Jaguars' Calais Campbell has to be back in 2019 -- at any price

Jaguars defensive end Calais Campbell has played in all 15 games, has 17 quarterback hits and leads the team in sacks (nine) and tackles for loss (19). Jasen Vinlove/USA Today Sports

MIAMI GARDENS, Fla. -- Calais Campbell recorded a sack and forced and recovered a fumble in the Jacksonville Jaguars' 17-7 victory over the Miami Dolphins on Sunday at Hard Rock Stadium.

Campbell was continuously disruptive as a pass-rusher -- he also had three QB hits -- and gave the Dolphins all kinds of trouble against the run (two tackles for loss). It was a typical, dominant game for the 11th-year defensive end since he joined the franchise before the 2017 season.

Imagine how good he would be if he weren't so banged up that he has a hard time remembering exactly what he has hurt, and when, in 2018. That he has been so productive despite all those injuries is a testament to his toughness -- and the major reason the Jaguars have to bring him back for 2019.

"I have way more going on with me this year than ever before," Campbell said. "I don't know if that's just old age or just bad luck. I don't know. I'm hoping that next year it won't be as bad, because I definitely want to keep doing this. But this was definitely the most nagging injuries I've had.

"Especially early in the season, it was one thing after another that just lingered for a couple weeks, and I'm just trying to play through it. I was out there on heart a little bit sometimes."

His teammates saw him battle every injury and never take a snap off. Myles Jack said that what that means to the team goes beyond respect.

"It's hard to put in words, but we definitely appreciate a guy who's in his 11th year, banged up, obviously hurting week in, week out, but he comes out there and gives it everything he's got and makes plays," Jack said. "He made a bunch of big plays on reverses, had some sacks, being disruptive, so we definitely appreciate it as linebackers when the D-line is just eating things up.

"He could easily put the brakes on. He's 11 years in the game, but he's out there going just as hard as anybody else, trying to make plays, trying to win for the team."

That's why Jacksonville executive vice president of football operations Tom Coughlin and general manager Dave Caldwell would be foolish if they made Campbell, who has a $12 million salary and $14.5 million cap figure in 2019, one of the cuts the team will make in the offseason as the Jaguars try to get under the salary cap. The Jaguars are $12.2 million over the projected salary cap in 2019, per ESPN's Roster Management System.

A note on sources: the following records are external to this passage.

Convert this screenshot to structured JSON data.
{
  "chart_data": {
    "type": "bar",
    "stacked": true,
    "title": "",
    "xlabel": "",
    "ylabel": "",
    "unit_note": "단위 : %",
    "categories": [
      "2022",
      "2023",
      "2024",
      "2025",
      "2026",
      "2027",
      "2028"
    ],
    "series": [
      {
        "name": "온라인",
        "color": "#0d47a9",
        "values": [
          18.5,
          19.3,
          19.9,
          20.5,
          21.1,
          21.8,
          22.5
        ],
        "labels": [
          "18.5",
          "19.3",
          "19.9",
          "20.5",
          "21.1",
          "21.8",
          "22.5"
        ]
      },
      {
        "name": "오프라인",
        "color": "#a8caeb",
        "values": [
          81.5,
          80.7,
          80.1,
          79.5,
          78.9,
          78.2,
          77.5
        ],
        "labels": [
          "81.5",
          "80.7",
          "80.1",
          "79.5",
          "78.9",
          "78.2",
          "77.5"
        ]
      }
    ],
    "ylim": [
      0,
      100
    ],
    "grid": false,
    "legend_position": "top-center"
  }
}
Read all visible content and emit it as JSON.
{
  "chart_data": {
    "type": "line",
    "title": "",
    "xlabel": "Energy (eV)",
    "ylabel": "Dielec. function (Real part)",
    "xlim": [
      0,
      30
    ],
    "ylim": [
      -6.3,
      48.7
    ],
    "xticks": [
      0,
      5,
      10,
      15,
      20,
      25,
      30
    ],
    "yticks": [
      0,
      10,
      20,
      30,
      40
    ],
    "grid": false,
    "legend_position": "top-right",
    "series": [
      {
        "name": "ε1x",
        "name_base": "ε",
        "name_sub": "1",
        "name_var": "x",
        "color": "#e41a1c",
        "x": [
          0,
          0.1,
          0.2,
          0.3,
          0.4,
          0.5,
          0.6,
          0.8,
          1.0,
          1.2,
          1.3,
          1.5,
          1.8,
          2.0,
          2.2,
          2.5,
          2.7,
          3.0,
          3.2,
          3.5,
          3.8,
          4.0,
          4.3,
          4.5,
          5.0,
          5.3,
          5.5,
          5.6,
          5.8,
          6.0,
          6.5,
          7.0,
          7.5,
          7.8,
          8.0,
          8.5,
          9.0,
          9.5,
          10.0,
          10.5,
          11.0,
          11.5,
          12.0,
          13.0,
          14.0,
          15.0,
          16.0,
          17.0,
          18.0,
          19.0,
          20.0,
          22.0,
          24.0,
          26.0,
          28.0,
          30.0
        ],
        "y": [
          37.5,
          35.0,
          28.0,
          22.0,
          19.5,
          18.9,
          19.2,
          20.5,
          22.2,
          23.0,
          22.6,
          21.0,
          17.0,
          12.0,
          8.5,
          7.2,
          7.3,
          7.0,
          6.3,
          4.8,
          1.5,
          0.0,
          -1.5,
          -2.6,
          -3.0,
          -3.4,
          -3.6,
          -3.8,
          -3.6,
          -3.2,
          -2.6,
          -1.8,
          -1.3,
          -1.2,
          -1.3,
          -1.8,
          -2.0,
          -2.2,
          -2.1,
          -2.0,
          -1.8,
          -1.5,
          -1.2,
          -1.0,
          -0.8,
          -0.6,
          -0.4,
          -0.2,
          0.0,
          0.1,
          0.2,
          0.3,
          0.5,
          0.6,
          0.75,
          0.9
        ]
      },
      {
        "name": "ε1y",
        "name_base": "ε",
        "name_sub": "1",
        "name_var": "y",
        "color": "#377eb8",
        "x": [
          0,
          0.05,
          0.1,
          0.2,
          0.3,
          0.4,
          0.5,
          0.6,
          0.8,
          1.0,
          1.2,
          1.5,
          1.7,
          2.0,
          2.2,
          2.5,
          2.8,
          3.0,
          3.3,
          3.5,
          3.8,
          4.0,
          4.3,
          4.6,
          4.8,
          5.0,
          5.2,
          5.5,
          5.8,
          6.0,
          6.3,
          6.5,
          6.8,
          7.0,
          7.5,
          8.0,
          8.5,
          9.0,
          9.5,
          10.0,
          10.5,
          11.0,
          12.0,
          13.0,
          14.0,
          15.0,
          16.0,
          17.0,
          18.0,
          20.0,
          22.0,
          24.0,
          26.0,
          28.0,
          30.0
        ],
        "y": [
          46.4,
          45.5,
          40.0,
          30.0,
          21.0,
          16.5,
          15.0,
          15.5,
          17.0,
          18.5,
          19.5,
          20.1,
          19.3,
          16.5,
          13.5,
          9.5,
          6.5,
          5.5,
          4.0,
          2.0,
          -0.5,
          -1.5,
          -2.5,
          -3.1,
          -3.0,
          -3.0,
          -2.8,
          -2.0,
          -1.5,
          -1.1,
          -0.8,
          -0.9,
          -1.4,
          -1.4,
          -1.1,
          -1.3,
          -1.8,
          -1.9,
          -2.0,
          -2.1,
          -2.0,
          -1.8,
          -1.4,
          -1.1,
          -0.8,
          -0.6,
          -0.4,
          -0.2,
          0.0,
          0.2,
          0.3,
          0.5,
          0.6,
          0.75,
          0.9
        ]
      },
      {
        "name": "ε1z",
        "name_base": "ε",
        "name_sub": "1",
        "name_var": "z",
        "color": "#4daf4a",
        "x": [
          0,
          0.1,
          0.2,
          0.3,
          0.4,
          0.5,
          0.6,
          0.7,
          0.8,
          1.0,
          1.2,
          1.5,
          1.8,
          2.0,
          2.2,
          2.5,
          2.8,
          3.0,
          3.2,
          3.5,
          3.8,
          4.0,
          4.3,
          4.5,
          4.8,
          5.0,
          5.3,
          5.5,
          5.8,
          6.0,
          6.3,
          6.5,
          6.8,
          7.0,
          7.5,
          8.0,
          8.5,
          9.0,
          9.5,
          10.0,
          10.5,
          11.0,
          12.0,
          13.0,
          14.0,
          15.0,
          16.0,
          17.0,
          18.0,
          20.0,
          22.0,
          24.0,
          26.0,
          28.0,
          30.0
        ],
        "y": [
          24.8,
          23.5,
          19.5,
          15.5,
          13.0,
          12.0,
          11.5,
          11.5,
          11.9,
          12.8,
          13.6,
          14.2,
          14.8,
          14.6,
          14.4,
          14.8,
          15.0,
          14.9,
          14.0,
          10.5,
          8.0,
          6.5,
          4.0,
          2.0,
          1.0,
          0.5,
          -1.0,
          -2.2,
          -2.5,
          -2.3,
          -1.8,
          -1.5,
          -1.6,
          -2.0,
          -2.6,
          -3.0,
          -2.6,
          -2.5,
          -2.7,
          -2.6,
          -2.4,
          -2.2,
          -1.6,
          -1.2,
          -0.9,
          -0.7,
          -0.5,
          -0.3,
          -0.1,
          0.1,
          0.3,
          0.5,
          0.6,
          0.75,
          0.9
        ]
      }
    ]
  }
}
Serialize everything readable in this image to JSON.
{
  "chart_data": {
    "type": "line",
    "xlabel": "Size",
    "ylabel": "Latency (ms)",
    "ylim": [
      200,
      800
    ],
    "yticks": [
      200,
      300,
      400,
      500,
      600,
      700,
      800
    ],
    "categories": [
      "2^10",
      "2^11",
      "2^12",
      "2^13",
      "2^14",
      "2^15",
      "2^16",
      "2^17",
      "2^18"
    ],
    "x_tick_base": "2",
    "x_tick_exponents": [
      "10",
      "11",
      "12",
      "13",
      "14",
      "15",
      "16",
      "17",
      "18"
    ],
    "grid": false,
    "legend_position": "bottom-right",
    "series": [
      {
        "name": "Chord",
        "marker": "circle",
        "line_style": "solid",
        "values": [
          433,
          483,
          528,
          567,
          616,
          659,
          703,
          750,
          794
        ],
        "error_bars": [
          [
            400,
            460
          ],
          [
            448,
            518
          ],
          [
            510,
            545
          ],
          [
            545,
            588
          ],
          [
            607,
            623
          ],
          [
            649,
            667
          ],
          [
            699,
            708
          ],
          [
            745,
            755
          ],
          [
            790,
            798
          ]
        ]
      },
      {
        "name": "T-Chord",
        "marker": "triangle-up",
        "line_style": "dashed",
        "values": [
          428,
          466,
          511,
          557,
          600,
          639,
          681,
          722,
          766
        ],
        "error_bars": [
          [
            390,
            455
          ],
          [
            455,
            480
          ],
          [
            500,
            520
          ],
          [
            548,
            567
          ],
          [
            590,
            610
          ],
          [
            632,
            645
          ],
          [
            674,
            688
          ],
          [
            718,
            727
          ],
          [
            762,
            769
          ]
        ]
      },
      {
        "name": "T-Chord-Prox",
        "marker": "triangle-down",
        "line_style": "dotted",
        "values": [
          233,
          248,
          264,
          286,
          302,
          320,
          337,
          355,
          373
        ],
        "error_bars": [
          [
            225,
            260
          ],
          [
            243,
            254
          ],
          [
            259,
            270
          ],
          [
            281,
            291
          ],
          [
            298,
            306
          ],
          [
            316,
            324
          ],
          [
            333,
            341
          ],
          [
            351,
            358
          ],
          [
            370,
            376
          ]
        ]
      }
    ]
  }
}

Maybe they can work something out with Campbell to restructure his contract, but even if they can't, Campbell is worth the money. The Jaguars gave him a four-year, $60 million contract with $30 million guaranteed as a free agent in 2017. All he did in his first season was set the franchise record with 14.5 sacks and be a finalist for the NFL Defensive Player of the Year Award. He was a first-team All-Pro and a Pro Bowler.

What he has done in 2018 might be more impressive, considering the situation. He has dealt with injuries to his knees, ankles, hand and lower back -- sometimes multiple problems at the same time -- but has played in all 15 games, has 17 quarterback hits and leads the team in sacks (nine) and tackles for loss (19). If he gets a sack in the season finale at the Houston Texans, he'll become the first player in franchise history to have back-to-back seasons of double-digit sacks.

Campbell also has played very well against the run. Sacks are the stat that gets defensive ends the most attention, but Jaguars coach Doug Marrone called Campbell the most dominant run defender in the NFL.

All while fighting through one injury after another after another ...

"I kind of always prided myself on battling through things and being a tough player," Campbell said. "I like being able to push through things and be able to still be out there and go be productive. If I feel like I'm not going to be productive, I wouldn't go. I knew that even though I had some things lingering and some injuries, I knew that I could still be productive.

"A lot of that is being a vet and knowing how to adjust my game, but it definitely would have been a lot better if I was 100 percent healthy. But this game of football, nobody cares if you're injured. If you're out there, you've got to play good ball."

Campbell certainly has, which is why the Jaguars have to bring him back in 2019. He has been the best free-agent signing in franchise history, and his impact goes beyond the field, Marrone said.

"I got the question last week about, 'Do you think he should have been in the Pro Bowl?' Absolutely," Marrone said. "Just what he represents as an NFL football player. I think anyone that has children and they want to aspire to be the greatest they can be, and if they're looking for someone to be a role model, I would say it's Calais. He works extremely hard during the week. Does an unbelievable job of taking care of his body.

"He's been probably the most dominant run defender in the league this year. He always shows up every single week, every single game. He has great impact on the locker room. Great impact with the younger players. Great impact with the coaches. ... As we move on or whatever we do in our careers, we want to get players like him."

The Jaguars have one, and they should keep him around.